Bernie> Directing remotely has definitely had me apply a very different skill set. Not being able to walk up to an object or person and physically interact with it has been incredibly frustrating at times. I find much of my direction is a form of pantomime and I have been forced to find better, stronger ways to explain myself. I’m sure that this knowledge will open up a larger scope of how to work with cast and crew. I look forward to the end of this $@#%storm and a return to a form of normality.

LBB> Your work is now presented in so many different formats - to what extent do you keep each in mind while you're working (and, equally, to what degree is it possible to do so)? 
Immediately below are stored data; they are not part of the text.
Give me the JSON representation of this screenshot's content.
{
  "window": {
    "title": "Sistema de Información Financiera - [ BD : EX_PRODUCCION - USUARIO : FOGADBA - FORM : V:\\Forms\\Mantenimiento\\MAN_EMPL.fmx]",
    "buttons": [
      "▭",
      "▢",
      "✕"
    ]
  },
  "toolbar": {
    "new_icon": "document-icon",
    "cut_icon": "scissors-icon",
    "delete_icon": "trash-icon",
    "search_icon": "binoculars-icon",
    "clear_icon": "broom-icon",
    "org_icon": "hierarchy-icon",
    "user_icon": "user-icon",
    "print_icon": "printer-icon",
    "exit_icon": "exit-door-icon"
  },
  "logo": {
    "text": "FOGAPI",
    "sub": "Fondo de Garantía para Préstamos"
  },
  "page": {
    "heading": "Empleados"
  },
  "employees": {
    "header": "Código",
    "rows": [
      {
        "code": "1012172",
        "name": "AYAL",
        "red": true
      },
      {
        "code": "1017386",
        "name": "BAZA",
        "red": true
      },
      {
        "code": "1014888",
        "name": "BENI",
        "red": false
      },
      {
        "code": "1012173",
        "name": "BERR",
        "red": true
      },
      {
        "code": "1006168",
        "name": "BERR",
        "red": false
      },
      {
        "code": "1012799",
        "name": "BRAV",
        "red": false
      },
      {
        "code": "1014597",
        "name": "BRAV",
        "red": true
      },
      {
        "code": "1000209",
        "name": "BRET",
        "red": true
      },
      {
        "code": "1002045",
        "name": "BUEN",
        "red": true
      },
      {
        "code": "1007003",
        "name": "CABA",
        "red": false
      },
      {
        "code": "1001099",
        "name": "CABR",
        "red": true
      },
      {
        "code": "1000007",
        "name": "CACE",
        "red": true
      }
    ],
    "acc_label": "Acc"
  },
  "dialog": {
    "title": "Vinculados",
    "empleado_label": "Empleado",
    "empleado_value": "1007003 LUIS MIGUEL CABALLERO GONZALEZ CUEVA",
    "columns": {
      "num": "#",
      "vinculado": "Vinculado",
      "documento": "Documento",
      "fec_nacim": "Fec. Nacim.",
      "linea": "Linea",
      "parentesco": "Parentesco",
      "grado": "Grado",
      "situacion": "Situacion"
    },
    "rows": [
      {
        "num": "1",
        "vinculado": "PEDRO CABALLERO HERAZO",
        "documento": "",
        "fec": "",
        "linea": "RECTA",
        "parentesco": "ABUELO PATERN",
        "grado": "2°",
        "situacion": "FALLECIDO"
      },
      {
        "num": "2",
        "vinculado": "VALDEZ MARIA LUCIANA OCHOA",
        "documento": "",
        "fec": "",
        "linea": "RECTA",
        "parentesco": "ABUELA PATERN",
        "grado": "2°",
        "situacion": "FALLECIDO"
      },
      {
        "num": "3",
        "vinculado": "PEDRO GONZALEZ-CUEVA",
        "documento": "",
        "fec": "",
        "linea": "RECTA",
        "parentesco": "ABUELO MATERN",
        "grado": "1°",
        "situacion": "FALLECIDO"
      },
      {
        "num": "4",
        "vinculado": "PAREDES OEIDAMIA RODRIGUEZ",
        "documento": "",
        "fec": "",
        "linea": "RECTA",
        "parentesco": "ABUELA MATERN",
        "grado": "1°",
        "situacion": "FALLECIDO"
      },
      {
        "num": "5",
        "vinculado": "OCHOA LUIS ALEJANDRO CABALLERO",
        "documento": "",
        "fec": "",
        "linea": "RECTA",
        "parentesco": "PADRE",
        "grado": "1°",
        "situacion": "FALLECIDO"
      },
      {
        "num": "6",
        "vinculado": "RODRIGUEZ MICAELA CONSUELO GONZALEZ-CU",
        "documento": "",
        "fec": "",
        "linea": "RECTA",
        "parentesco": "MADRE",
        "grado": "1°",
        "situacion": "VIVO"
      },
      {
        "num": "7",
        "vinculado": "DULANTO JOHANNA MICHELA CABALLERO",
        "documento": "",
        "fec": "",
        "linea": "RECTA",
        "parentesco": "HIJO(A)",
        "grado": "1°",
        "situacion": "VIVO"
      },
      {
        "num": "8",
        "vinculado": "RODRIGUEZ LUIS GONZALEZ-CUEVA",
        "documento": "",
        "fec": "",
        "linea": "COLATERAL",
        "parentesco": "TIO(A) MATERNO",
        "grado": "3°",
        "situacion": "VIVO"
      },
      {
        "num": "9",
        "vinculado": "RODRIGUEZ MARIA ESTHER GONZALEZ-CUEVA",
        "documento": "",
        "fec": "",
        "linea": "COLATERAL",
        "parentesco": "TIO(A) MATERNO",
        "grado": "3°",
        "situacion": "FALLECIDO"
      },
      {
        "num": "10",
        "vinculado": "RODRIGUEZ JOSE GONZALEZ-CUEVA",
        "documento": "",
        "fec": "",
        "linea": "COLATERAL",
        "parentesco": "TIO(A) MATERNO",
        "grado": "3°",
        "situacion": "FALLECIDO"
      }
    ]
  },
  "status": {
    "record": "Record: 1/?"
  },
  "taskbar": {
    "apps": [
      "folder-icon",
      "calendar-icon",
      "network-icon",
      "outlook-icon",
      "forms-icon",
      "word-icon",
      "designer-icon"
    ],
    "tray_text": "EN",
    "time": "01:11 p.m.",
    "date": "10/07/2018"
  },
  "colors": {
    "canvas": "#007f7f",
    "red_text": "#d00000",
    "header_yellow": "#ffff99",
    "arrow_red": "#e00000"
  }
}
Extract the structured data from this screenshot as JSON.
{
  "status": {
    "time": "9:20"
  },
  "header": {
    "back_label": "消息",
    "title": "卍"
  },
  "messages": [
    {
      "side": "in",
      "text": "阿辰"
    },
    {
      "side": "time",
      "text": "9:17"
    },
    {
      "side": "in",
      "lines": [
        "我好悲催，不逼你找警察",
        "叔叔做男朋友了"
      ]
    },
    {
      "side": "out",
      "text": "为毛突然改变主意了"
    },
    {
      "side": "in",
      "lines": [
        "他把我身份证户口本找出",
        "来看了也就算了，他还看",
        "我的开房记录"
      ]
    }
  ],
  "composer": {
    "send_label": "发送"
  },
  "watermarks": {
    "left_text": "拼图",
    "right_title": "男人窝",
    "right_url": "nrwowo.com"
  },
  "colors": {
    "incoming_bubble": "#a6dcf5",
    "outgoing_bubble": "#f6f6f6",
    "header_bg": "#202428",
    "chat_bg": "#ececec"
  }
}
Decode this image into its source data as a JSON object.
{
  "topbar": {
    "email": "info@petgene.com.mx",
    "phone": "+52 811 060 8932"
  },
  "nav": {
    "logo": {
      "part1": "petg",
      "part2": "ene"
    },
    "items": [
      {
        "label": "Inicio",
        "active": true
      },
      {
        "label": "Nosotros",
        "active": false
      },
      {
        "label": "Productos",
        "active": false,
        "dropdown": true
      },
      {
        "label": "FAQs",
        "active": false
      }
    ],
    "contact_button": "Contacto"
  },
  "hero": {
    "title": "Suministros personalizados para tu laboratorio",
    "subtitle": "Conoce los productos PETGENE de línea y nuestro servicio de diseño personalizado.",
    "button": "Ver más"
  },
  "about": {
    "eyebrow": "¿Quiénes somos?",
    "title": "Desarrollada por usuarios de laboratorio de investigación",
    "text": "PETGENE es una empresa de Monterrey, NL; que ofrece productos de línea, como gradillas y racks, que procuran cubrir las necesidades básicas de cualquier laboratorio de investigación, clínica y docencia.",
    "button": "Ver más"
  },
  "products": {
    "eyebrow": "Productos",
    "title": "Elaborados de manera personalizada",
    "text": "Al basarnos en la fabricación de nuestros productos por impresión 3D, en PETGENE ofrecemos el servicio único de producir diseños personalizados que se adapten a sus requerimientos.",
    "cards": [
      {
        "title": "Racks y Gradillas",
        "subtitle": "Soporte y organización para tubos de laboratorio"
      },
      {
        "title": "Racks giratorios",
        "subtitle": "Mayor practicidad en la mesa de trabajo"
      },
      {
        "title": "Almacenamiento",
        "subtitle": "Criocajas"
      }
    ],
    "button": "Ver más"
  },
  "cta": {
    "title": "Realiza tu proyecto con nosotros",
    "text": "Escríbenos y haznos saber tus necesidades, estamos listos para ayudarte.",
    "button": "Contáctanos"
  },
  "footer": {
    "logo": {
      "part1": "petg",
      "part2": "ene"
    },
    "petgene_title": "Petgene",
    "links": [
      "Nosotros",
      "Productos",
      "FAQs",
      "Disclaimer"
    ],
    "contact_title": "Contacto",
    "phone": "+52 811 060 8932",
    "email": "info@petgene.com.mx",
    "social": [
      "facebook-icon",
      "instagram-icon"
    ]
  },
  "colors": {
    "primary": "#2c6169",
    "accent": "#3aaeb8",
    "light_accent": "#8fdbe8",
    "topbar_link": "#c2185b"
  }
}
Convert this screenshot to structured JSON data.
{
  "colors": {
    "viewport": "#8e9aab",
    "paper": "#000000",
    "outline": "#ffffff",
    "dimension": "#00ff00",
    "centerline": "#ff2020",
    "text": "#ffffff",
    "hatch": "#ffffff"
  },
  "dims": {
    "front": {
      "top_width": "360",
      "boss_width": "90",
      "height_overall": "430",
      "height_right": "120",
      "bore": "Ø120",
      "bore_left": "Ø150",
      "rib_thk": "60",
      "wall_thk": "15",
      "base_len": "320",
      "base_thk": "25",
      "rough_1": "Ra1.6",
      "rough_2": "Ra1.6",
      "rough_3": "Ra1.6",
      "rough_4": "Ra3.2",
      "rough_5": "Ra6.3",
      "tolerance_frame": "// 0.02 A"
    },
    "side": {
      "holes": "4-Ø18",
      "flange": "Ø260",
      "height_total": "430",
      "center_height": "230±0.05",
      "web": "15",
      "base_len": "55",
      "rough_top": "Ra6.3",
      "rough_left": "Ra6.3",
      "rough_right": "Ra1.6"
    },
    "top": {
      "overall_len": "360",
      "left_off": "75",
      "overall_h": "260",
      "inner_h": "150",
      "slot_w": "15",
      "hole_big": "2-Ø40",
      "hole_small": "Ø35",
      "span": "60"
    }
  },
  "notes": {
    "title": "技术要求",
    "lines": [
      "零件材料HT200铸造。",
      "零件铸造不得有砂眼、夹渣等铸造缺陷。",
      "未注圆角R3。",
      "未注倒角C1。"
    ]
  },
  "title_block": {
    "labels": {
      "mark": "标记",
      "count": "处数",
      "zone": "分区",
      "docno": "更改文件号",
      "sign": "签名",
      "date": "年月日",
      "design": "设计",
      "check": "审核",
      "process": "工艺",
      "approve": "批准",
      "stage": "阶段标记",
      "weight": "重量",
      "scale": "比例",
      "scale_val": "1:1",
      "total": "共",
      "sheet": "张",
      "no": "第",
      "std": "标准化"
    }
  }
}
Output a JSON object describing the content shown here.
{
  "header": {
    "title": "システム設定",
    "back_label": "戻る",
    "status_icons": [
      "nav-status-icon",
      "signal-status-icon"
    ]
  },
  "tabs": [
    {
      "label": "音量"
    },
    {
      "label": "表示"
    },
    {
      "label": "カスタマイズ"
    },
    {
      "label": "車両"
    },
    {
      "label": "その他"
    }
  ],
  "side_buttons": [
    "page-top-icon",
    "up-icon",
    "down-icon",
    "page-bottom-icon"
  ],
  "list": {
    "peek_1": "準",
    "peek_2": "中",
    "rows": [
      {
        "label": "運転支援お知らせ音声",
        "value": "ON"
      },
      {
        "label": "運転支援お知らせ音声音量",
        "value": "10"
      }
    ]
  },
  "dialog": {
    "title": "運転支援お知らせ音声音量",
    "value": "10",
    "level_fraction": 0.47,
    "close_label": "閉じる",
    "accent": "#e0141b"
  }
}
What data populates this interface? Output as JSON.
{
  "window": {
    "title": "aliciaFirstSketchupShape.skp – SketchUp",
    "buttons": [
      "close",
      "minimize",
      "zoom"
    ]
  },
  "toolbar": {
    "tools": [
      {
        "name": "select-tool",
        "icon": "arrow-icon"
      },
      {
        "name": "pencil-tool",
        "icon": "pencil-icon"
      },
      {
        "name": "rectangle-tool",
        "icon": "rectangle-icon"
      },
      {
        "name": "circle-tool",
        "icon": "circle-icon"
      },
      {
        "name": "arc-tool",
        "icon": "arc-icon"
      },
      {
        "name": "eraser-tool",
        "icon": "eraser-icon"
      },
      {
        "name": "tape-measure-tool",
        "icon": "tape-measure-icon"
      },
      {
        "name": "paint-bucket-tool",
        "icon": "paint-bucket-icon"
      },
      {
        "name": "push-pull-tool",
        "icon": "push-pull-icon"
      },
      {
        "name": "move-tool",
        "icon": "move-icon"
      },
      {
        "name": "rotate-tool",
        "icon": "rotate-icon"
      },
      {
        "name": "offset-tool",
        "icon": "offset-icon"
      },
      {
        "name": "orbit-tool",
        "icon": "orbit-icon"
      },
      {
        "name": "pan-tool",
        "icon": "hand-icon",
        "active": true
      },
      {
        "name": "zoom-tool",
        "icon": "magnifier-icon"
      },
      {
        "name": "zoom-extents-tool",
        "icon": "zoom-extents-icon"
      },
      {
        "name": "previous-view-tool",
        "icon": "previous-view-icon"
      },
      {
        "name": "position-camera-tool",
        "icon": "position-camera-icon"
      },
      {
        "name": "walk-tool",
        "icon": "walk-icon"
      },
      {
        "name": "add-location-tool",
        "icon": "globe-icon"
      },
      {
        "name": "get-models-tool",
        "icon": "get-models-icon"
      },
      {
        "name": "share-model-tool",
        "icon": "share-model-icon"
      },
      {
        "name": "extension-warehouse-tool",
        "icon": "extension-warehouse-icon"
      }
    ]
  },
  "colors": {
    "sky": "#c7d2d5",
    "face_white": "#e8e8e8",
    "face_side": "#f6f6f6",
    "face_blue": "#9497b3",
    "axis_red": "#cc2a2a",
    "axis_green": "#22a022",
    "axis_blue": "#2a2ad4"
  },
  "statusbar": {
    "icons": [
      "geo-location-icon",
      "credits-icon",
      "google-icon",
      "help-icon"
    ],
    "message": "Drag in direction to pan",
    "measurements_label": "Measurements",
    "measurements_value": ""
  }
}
Bernie> We have to constantly be aware of all the ratios the product is intended for, however it isn’t always possible to cater for them all equally. I tend to prioritise the TV/Cinema format and provide a resolution based safety-net to best accommodate the others.


LBB> What’s your relationship with new technology and, if at all, how do you incorporate future-facing tech into your work?

Bernie> In my experience most, if not all, technology driven aspects, have roots in traditional filmmaking and storytelling. Personally, I try to surround myself with specialists who are able to translate and take my ‘traditional’-based direction forward to the next level.

LBB> Which pieces of work do you feel really show off what you do best – and why?

Bernie> Any opportunity to showcase a slice of life that is layered with characters that are multi dimensional and slightly flawed,  and present them in a cinematic light, rocks my world.